Demers, C., & Gond, J.-P. (2020). The Moral Microfoundations of Institutional Complexity: Sustainability implementation as compromise-making at an oil sands company. Organization Studies, 41(4), 563–586.


ESMA. (2022, February). Sustainable Finance Roadmap 2022–2024 (No. ESMA30-379–1051). European Securities and Markets Authority. https://www.esma.europa.eu/sites/default/files/library/esma30-379-1051_sustainable_finance_roadmap.pdf


Gabor, D., Dafermos, Y., Nikolaidi, M., Rice, P., van Lerven, F., Kerslake, R., Pettifor, A. and Jakobs, M. (2019) Finance and climate change: A progressive green finance strategy for the UK. Report of the independent panel commissioned by Shadow Chancellor of the Exchequer John McDonnell MP.

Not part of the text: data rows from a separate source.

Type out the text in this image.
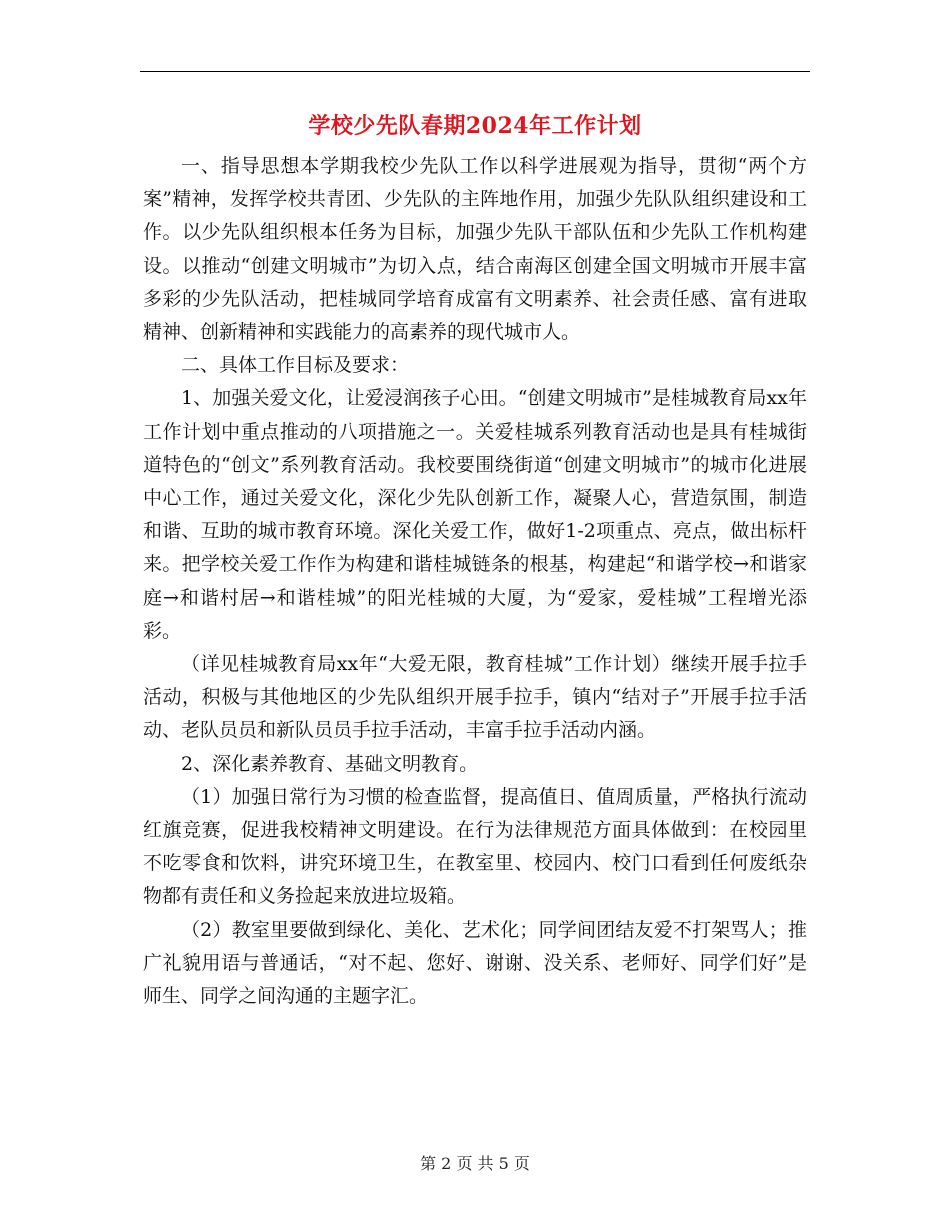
学校少先队春期2024年工作计划

一、指导思想本学期我校少先队工作以科学进展观为指导，贯彻“两个方案”精神，发挥学校共青团、少先队的主阵地作用，加强少先队队组织建设和工作。以少先队组织根本任务为目标，加强少先队干部队伍和少先队工作机构建设。以推动“创建文明城市”为切入点，结合南海区创建全国文明城市开展丰富多彩的少先队活动，把桂城同学培育成富有文明素养、社会责任感、富有进取精神、创新精神和实践能力的高素养的现代城市人。

二、具体工作目标及要求：

1、加强关爱文化，让爱浸润孩子心田。“创建文明城市”是桂城教育局xx年工作计划中重点推动的八项措施之一。关爱桂城系列教育活动也是具有桂城街道特色的“创文”系列教育活动。我校要围绕街道“创建文明城市”的城市化进展中心工作，通过关爱文化，深化少先队创新工作，凝聚人心，营造氛围，制造和谐、互助的城市教育环境。深化关爱工作，做好1-2项重点、亮点，做出标杆来。把学校关爱工作作为构建和谐桂城链条的根基，构建起“和谐学校→和谐家庭→和谐村居→和谐桂城”的阳光桂城的大厦，为“爱家，爱桂城”工程增光添彩。

（详见桂城教育局xx年“大爱无限，教育桂城”工作计划）继续开展手拉手活动，积极与其他地区的少先队组织开展手拉手，镇内“结对子”开展手拉手活动、老队员员和新队员员手拉手活动，丰富手拉手活动内涵。

2、深化素养教育、基础文明教育。

（1）加强日常行为习惯的检查监督，提高值日、值周质量，严格执行流动红旗竞赛，促进我校精神文明建设。在行为法律规范方面具体做到：在校园里不吃零食和饮料，讲究环境卫生，在教室里、校园内、校门口看到任何废纸杂物都有责任和义务捡起来放进垃圾箱。

（2）教室里要做到绿化、美化、艺术化；同学间团结友爱不打架骂人；推广礼貌用语与普通话，“对不起、您好、谢谢、没关系、老师好、同学们好”是师生、同学之间沟通的主题字汇。

第 2 页 共 5 页
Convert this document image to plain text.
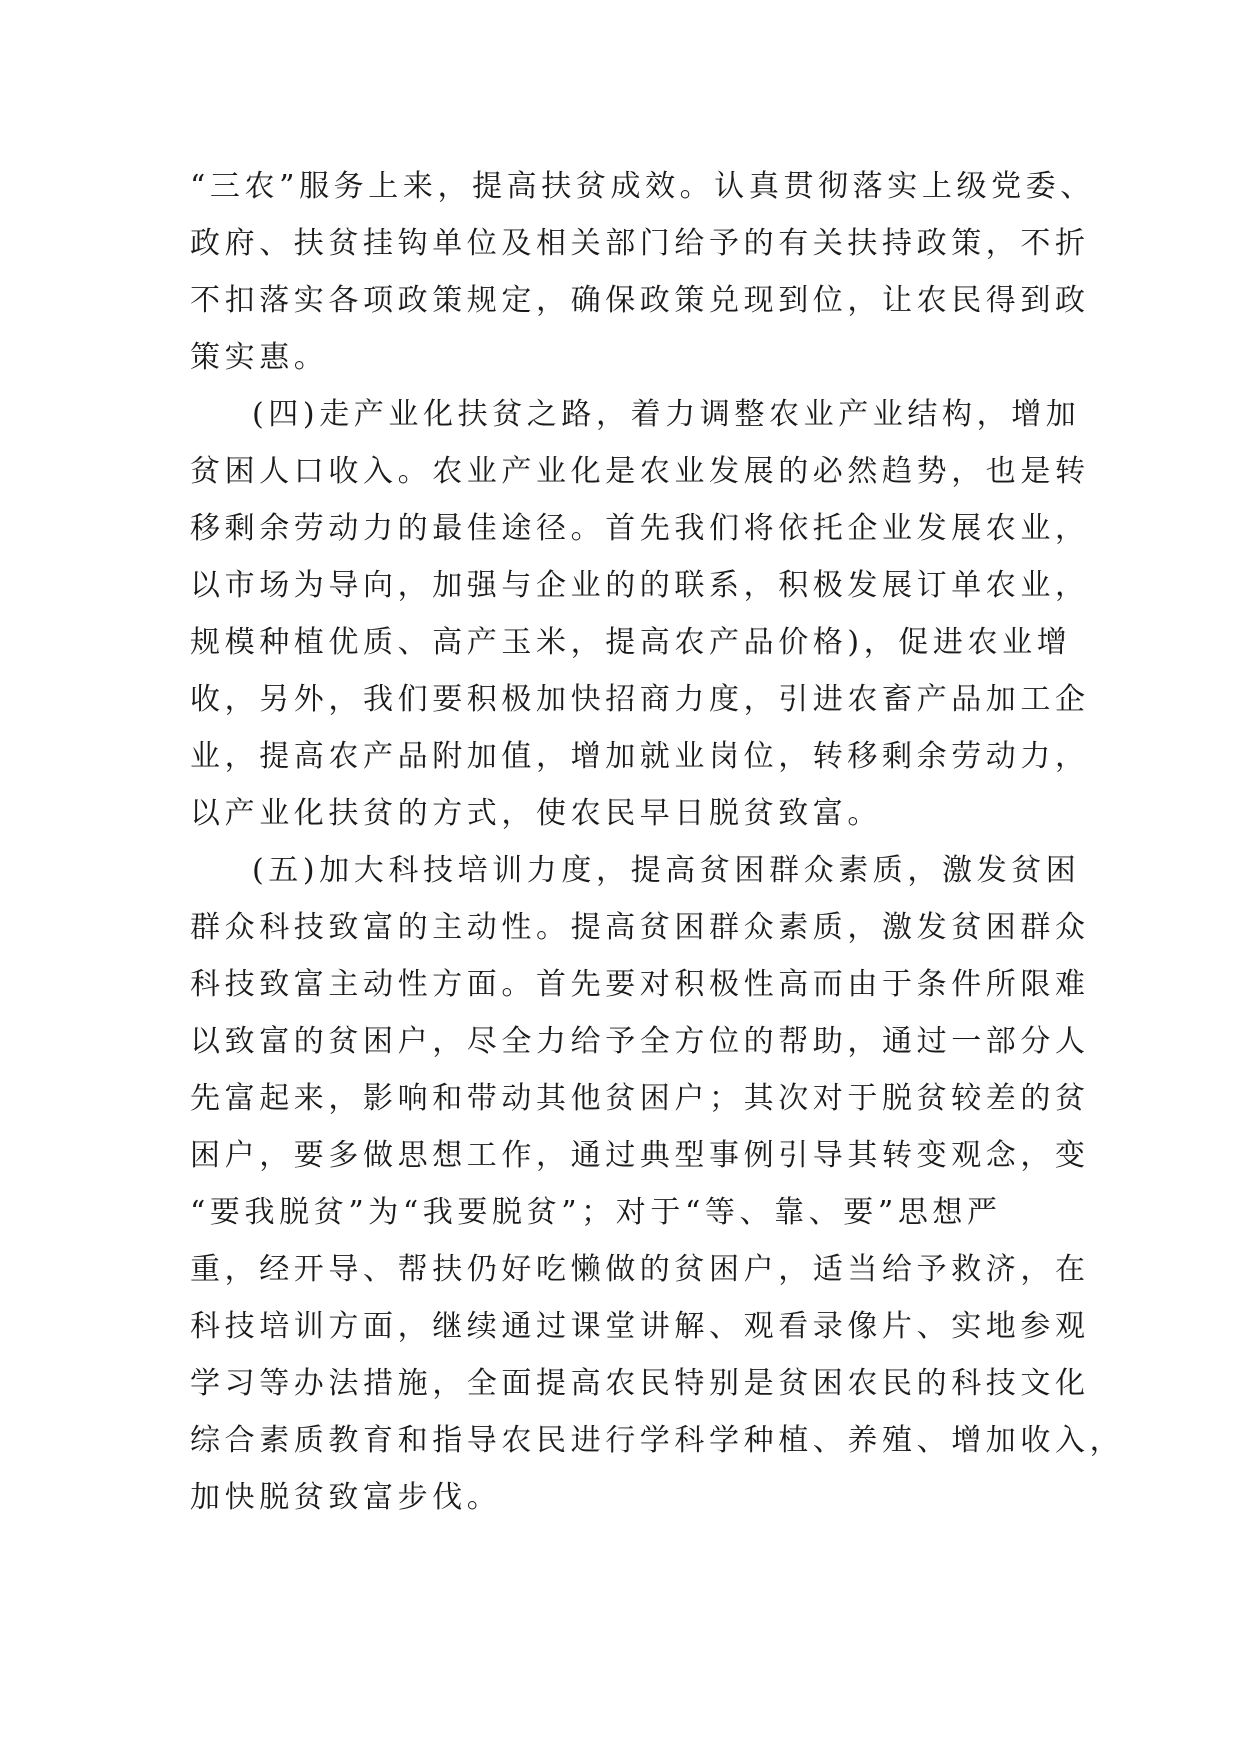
“三农”服务上来，提高扶贫成效。认真贯彻落实上级党委、
政府、扶贫挂钩单位及相关部门给予的有关扶持政策，不折
不扣落实各项政策规定，确保政策兑现到位，让农民得到政
策实惠。
(四)走产业化扶贫之路，着力调整农业产业结构，增加
贫困人口收入。农业产业化是农业发展的必然趋势，也是转
移剩余劳动力的最佳途径。首先我们将依托企业发展农业，
以市场为导向，加强与企业的的联系，积极发展订单农业，
规模种植优质、高产玉米，提高农产品价格)，促进农业增
收，另外，我们要积极加快招商力度，引进农畜产品加工企
业，提高农产品附加值，增加就业岗位，转移剩余劳动力，
以产业化扶贫的方式，使农民早日脱贫致富。
(五)加大科技培训力度，提高贫困群众素质，激发贫困
群众科技致富的主动性。提高贫困群众素质，激发贫困群众
科技致富主动性方面。首先要对积极性高而由于条件所限难
以致富的贫困户，尽全力给予全方位的帮助，通过一部分人
先富起来，影响和带动其他贫困户；其次对于脱贫较差的贫
困户，要多做思想工作，通过典型事例引导其转变观念，变
“要我脱贫”为“我要脱贫”；对于“等、靠、要”思想严
重，经开导、帮扶仍好吃懒做的贫困户，适当给予救济，在
科技培训方面，继续通过课堂讲解、观看录像片、实地参观
学习等办法措施，全面提高农民特别是贫困农民的科技文化
综合素质教育和指导农民进行学科学种植、养殖、增加收入，
加快脱贫致富步伐。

Gaim, M., Clegg, S., & Cunha, M. P. E. (2021). Managing impressions rather than emissions: Volkswagen and the false mastery of paradox. Organization Studies, 42(6), 949-970.


Holtbrügge, D., & Conrad, M. (2020). Decoupling in CSR reports: A linguistic content analysis of the Volkswagen Dieselgate scandal. International Studies of Management & Organization, 50(3), 253-270.


Lyon, T. P., & Montgomery, A. W. (2015). The Means and End of Greenwash. Organization & Environment, 28(2), 223–249.


Mitchell, L., & Ramey, W. (2011). Look how green I am! An individual-level explanation for greenwashing. Journal of Applied Business and Economics, 12(6), 40-45.


Paterson, M. (2020). Climate change and international political economy: Between collapse and transformation. Review of International Political Economy, 28(2), 394-405.


Ramus, C. A., & Montiel, I. (2005). When are corporate environmental policies a form of greenwashing?. Business & Society, 44(4), 377-414.


Seele, P., & Gatti, L. (2017). Greenwashing revisited: In search of a typology and accusation‐based definition incorporating legitimacy strategies. Business Strategy and the Environment, 26(2), 239-252.